Niektórzy pacjenci, którzy rozpoczęli leczenie ortodontyczne zauważają, że ich zęby stały się bardziej ruchome. Często pojawia się u nich zdziwienie, a nawet panika, że coś jest nie tak, a terapia idzie w złym kierunku. Nic bardziej mylnego. W większości przypadków, jeśli nie są one skrajne, nie ma się czego obawiać. Poniżej przedstawiamy, jak należy podchodzić do ruchomych zębów podczas leczenia ortodontycznego.
Ruchome zęby – efekt uboczny
Każdy ortodonta, przy rozpoczęciu leczenia ortodontycznego, powinien zapoznać swojego pacjenta z zasadami terapii, jej przebiegiem, a także z ewentualnymi efektami ubocznymi. Jeśli przeczytamy listę działań niepożądanych zobaczymy, że wśród nich jest również przejściowa ruchomość zębów.
Tak naprawdę ciężko jest zaliczyć tę dolegliwość do efektów ubocznych, ponieważ bez tej ruchomości przemieszczanie się zębów, a tym samym osiągnięcie celów leczenia nie byłoby możliwe. Jakby nie było, celem terapii ortodontycznej jest działanie na zęby z odpowiednią siłą i spowodowanie ich ruchomości, aby można było ustawić zęby na nowo, w prawidłowy sposób. Tym samym można powiedzieć, że ruchomość zębów w leczeniu ortodontycznym to konieczność, a nie niechciany efekt uboczny.
Ruchomość zębów – skąd się bierze?
Aby dalej wytłumaczyć proces przesuwania zębów podczas leczenia, warto określić jak do owej ruchomości dochodzi. Zęby człowieka połączone są z kośćmi szczęki i żuchwy. Aby przesunięcie zęba i ustawienie go w odpowiednim miejscu oraz pozycji było możliwe, musi dojść do poluzowania go w kości. Pacjentowi może się wydawać, że ząb porusza się w dziąśle, choć tak naprawdę dochodzi do tego w innym miejscu.
Prawda jest taka, że większość z nas nie sprawdza na co dzień, czy jego zęby się ruszają. Zwracamy na to uwagę dopiero w przypadku jakiegoś urazu, uderzenia, czy nagryzienia czegoś twardego. Inaczej jest w przypadku pacjentów podczas leczenia ortodontycznego. Znacznie częściej sprawdzamy swoje zęby, przyglądamy się im, a jednocześnie jesteśmy w stanie zauważyć ruchomość części zębów. Niektóre osoby, zauważając u siebie to zjawisko obawiają się, że ich ząb może po prostu wypaść.

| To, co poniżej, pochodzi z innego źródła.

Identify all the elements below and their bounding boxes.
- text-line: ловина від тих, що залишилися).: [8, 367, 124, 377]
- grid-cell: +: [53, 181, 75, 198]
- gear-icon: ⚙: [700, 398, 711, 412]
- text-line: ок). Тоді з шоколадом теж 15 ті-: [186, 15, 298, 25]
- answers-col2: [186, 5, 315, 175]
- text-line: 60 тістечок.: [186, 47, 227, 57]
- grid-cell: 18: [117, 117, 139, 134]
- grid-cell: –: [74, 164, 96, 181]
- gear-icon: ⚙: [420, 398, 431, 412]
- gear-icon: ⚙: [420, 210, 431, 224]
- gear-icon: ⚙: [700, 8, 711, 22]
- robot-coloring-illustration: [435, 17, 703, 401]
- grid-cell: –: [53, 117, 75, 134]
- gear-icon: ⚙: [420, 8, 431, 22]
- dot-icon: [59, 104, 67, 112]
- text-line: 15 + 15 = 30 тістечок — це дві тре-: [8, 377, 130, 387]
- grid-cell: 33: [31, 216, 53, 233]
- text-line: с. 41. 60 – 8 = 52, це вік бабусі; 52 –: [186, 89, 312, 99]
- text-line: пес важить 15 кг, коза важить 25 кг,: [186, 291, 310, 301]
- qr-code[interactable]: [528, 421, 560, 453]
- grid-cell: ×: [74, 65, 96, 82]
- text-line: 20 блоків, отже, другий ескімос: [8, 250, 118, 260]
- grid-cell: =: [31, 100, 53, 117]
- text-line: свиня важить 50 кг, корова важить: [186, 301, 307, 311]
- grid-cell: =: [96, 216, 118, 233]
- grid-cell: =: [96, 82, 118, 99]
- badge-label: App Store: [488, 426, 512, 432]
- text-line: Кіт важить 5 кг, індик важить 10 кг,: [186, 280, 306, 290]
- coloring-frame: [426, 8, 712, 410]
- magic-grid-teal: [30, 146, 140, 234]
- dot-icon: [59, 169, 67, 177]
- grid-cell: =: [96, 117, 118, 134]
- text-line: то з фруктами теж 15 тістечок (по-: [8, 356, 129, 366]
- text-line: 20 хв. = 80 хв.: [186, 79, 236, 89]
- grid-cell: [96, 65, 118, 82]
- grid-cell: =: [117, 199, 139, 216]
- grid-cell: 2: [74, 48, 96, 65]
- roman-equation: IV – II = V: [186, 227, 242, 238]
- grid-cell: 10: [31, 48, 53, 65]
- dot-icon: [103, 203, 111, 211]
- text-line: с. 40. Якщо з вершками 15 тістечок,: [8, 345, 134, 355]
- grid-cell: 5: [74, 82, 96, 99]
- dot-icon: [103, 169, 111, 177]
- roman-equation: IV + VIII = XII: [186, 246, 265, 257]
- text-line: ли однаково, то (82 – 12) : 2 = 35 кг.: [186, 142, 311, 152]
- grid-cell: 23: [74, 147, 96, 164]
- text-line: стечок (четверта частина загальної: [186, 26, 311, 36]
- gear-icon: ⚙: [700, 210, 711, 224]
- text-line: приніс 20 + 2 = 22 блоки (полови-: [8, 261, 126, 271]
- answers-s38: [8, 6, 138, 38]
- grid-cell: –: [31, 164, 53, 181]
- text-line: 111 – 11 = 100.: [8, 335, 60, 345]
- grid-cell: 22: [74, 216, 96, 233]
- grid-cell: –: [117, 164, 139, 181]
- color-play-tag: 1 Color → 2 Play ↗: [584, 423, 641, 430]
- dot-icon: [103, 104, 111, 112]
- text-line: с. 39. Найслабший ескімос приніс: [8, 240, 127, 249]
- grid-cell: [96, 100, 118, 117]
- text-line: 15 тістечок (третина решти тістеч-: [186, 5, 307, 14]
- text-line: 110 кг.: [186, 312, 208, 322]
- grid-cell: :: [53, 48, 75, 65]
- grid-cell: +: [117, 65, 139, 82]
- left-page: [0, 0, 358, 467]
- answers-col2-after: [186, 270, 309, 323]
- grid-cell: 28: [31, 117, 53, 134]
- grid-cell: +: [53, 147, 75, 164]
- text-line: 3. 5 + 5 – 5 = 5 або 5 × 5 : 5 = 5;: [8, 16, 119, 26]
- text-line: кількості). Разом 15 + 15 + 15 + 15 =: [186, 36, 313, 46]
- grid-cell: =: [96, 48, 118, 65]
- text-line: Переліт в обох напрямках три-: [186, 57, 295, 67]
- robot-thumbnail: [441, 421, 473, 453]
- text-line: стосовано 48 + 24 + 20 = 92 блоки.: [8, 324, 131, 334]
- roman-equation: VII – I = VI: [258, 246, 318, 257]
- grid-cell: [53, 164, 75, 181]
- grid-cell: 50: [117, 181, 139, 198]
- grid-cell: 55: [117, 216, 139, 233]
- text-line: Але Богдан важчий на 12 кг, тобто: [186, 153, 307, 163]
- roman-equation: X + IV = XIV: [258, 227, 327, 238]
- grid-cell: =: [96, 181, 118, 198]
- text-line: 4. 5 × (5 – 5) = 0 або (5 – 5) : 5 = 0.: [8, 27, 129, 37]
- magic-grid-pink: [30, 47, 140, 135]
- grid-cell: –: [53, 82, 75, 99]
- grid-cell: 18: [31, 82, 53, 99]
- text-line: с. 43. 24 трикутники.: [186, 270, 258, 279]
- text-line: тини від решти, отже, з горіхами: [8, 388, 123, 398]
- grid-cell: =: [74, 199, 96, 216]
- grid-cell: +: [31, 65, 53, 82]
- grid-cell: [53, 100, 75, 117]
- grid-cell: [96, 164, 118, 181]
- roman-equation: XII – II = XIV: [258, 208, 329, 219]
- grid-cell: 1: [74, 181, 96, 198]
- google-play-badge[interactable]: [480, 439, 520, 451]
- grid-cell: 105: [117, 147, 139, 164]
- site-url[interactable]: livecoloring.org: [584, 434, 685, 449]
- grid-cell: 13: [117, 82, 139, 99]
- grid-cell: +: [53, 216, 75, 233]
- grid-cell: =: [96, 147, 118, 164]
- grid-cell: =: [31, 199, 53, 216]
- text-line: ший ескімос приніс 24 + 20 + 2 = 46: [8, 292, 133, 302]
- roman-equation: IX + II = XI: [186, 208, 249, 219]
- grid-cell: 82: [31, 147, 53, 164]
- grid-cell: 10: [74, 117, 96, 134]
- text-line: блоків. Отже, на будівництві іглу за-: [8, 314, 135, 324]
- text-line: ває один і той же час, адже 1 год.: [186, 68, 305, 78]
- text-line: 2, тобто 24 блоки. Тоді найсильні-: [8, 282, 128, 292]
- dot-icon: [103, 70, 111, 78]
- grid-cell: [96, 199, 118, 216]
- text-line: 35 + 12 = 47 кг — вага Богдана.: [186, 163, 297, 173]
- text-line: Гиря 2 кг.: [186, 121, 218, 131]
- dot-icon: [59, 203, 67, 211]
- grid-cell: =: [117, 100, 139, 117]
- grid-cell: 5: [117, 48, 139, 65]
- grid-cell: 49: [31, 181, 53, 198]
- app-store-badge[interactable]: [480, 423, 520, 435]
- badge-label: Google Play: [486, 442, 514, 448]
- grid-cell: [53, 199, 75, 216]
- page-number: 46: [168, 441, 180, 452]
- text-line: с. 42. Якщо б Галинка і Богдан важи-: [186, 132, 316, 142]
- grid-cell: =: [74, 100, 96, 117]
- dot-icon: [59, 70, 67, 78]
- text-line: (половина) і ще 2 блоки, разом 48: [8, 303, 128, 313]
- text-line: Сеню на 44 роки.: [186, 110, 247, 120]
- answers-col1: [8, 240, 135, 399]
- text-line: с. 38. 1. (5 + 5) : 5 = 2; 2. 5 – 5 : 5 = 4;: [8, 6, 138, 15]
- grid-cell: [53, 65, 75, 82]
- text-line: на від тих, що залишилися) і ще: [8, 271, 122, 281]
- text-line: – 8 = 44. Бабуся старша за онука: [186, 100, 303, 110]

Co zrobić, gdy ząb zacznie się ruszać?
Przede wszystkim, nie ruszajmy nim bardziej niż robi on to sam. Przez to, że ruchomy ząb może nas niepokoić, możemy mieć odruch ciągłego sprawdzania go językiem, czy nawet palcem. Warto panować nad tego typu odruchami, ponieważ mogą nam one zaszkodzić, a sama taka weryfikacja nic nie zmieni.
Pomimo tego, że przejściowa ruchomość zębów jest zjawiskiem mieszczącym się w granicach normy, nie można też podchodzić do niej zupełnie obojętnie. Warto pamiętać, że ruszający się ząb jest czynnikiem, który sprzyja rozwojowi bakterii, dlatego też należy dbać o higienę jamy ustnej ze wzmożoną starannością. Co więcej, należy w takiej sytuacji unikać pokarmów twardych oraz ciągnących się, aby nie obciążać dodatkowo naruszonego już zęba.
Generalnie rzecz biorąc, lekko ruchome zęby podczas leczenia ortodontycznego nie powinny być powodem do niepokoju. Jednakże, jeśli owa sytuacja bardzo martwi pacjenta, a ząb rusza się zbyt mocno, należy opowiedzieć o tym lekarzowi podczas konsultacji. Ortodonta oceni, czy stan zębów jest odpowiedni oraz czy ruchomość nie jest patologiczna. W takim przypadku, gdy ząb rusza się zbyt mocno, konieczne może być zmniejszenie przeciążenia zęba, a także wykonanie zdjęcia RTG, które pomoże ocenić czy nie doszło do resorpcji korzenia, czyli patologicznej ruchomości zęba.
Warto pamiętać, że ruchomość zębów jest zjawiskiem normalnym podczas leczenia ortodontycznego. Jeśli nie przechodzimy terapii, a zauważymy u siebie ruchomość, należy udać się do dentysty, który sprawdzi stan zębów i zaleci ewentualne dalsze leczenie. Jeśli nie nosimy aparatu ortodontycznego, nie powinniśmy lekceważyć ruchomych zębów.